「mede in Mandello del Lario」

これはウチのモトグッチV7(ヴィーセ本口)のタコメーターの下部に刻まれている文字列です。

メーター
(メーター内部に書かれた「メイド・イン・マンデッロ・デル・ラーリオ」。今回はこれの意味するところを考察していきます。)

なぜこれを引っぱってきたかというと、この文字列が「モトグッチの企業としての特殊性を最も端的に表現している」と考えているからです。まぁこれはあくまで私の個人的な意見であり感想なんですけど。

「はぁん?これのどこが特殊なの?タダの生産地表記じゃん?」

って思う人もいるかもしれないけど、あのね。これ変でしょ?だって「メイド・イン・イタリー」とか「メイド・イン・ジャパン」などの国表記じゃないんですよ。もっと範囲を狭めてメイド・イン・熊本やメイド・イン・ミルウォーキーですらない。この「メイド・イン・マンデッロ・デル・ラーリオ」が示しているのは面積僅か47平方キロメートルの小さな小さな街なんですよ。

え?それどこなん?って、wikiで検索すると、イタリア共和国ロンバルディア州レッコ県にある、人口僅か1万人の基礎自治体らしい。大都市ミラノから鉄道で1時間の片田舎。モトグッチがあるから我々バイク乗りにはそれなりに知られた地ではありますけど、それ以外の人にはまったくの無名だといっても過言ではないでしょう。

マンデッロ1
(湖畔のほとりの風光明媚な観光とモトグッチの街。それがマンデッロ・デル・ラーリオ。)

マンデッロはイタリアの中では、かなり北側のスイス寄りの街で、昔は要塞都市だったようです。しかし、歴史の中で有名な戦場となったこともなく、知名度のほとんどをモトグッチに依存している。街の説明を引っぱっても、「コモ湖の景観」「モトグッチの本社があることで有名」という記載くらいしか出てこず、それ以外の大見出しはない。

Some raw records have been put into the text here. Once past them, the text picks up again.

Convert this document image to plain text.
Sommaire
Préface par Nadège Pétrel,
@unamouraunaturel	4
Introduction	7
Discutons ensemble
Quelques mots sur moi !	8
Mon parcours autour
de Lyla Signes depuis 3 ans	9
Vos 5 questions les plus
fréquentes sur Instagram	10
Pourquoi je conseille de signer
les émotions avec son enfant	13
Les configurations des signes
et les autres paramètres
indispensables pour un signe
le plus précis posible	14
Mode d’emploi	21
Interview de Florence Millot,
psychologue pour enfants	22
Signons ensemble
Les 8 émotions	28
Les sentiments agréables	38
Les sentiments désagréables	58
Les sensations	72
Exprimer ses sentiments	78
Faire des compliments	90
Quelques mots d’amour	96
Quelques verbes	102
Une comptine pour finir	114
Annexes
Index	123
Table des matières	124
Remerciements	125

ミラノみたいな大都市ならともかく、マンデッロって規模からいうと、日本のちょっとした温泉地みたいなものですから、そんな表記をデカデカとメーターに入れるより、商品力優先なら「メイド・イン・イタリー」って入れた方が明らかにプラスになると思う。

マンデッロ・デル・ラーリオ2.1
マンデッロ・デル・ラーリオp2.4
(琵琶湖の水とめたろか!は滋賀県民の切り札ですが、フツーのバイク乗りのモトグッチやマンデッロに対するイメージって、この漫画と似たり寄ったりだと思うんですよ。)

昨今は多くのメーカーが世界規模の生産移管に舵を切っていて、できるだけコスト安な地域で生産し、競争力を高めて利益を上げるという戦略をとっていますから、バイクに生産地表記なんて入れているメーカーはほぼありません。モトグッチと同じく、100年以上続いてる老舗メーカーのハーレー・ダビッドソンなどは、今やアメリカ、ブラジル、タイの3箇所に生産拠点を有しており、為替リスクを回避するべく、グローバルな生産体制を敷いています。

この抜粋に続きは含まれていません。